Immédiatement, l’agente Gui le préleva pour en observer son contenu. Malgré les fautes, les gribouillages et les tâches de boue, on pouvait lire :
bonjour messieurs dames de la Fondation qui êtes à ma poursuite,
c’est l’Amicale des Amateurs de l’Anormal (enfin un seul membre au moment où j’écris mais c’est pour la forme) !je tiens tout d’abord à m’excuser parce que ce que j’ai fait c’est vraiment pas glop. je pense que j’ai eu les yeux plus gros que le bide dans cette histoire, grand mal m’en a fallu que les yeux m’en tombent. laissez moi vous expliquer.
je veux faire plaisir à ma famille, à mes enfants depuis un bail. j’ai pas beaucoup de sous et donc pas beaucoup de moyens de faire rêver en grand les mômes. et ils adorent noël. vraiment, ils kiffent.

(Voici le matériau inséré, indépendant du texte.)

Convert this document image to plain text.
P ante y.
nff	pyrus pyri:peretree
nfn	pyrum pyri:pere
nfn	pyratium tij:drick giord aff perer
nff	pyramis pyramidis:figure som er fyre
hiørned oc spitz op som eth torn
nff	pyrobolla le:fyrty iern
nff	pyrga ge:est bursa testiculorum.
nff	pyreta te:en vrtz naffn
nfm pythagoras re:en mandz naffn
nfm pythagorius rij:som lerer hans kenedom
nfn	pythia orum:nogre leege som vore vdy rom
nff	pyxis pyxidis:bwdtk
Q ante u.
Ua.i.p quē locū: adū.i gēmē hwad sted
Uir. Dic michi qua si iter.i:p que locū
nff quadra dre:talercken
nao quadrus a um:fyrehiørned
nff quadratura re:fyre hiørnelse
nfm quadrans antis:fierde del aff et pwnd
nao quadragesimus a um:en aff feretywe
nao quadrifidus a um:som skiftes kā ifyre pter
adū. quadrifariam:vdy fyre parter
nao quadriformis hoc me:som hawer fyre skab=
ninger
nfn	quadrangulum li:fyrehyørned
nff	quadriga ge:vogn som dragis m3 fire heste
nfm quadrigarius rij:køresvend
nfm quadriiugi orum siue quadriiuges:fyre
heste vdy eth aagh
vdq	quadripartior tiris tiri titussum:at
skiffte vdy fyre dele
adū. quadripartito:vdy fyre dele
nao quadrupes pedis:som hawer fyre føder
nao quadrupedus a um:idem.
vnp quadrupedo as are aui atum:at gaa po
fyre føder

alors quand je suis tombé à la brocante de montargis sur un exosquelette qui diffracte l’air pour modifier le champ de gravité, le tout adapté au corps d’un chien ? je me suis Jacques t’es béni. alors j’ai mis toutes mes économies dedans et j’ai taffé pour l’adapter à mon chien rodolphe. parce que j’ai eu une idée. si mes gamins ils adorent nöel, eh bien je vais leur amener noël à la maison. un petit tour de magie et hop ! papa noël et son traineau qui viennent devant la maison pour frimer et ça repart. c’était un plan super cool.
vous savez quoi ? j’ai réussi à faire ça. bon, j’avais volé pendant 10h d’affilée avant parce que ce bidule de squelette externe était un peu plus complexe que prévu, mais l’essentiel c’est que mes gamins y ont vu que du feu. même si mes fringues étaient nazes.
j’ai encore volé, genre, 1 jour après ça. décidément c’était plus compliqué que prévu. j’ai toujours eu l’intention de rendre ce truc après mon plan, je suis pas un mauvais bougre et chez l’AAA on veut aider les gens comme vous !
alors reprenez-le, moi je m’en suis servi exactement comme je voulais. je changerais rien, même pas les galères d’atterrissage.
signé, M. Jacques.
ps : le chien va bien
L’agente Gui releva sa tête de la feuille après l'avoir lu. Elle était estomaquée et allait exceptionnellement sortir de ses gonds.
" Mais… mais… ça n’a aucun sens ! Aucun ! Sens ! Comment savait-il se servir de ça, comment une histoire aussi rocambolesque peut être aussi stupide ! Qu'est ce que c'est que cette Amicale ?
L’agent Gui ne trouvait rien à redire. Lui réfléchissait d'une manière plus simple et comprenait cet homme qui semblait - au moins - honnête. De plus, il avait entendu parler de cette "AAA" dans les couloirs d'un Site et il savait qu'à s'y intéresser trop, on pouvait en perdre son professionnalisme. C’était un conte de Noël atypique, se dit-il. Pour ne pas se fâcher, il valait mieux en rester là.
— En tous cas…, déclara-t-il l'air hésitant.
— … C’est un bien étrange Noël qu’a dû passer ce monsieur Jacques."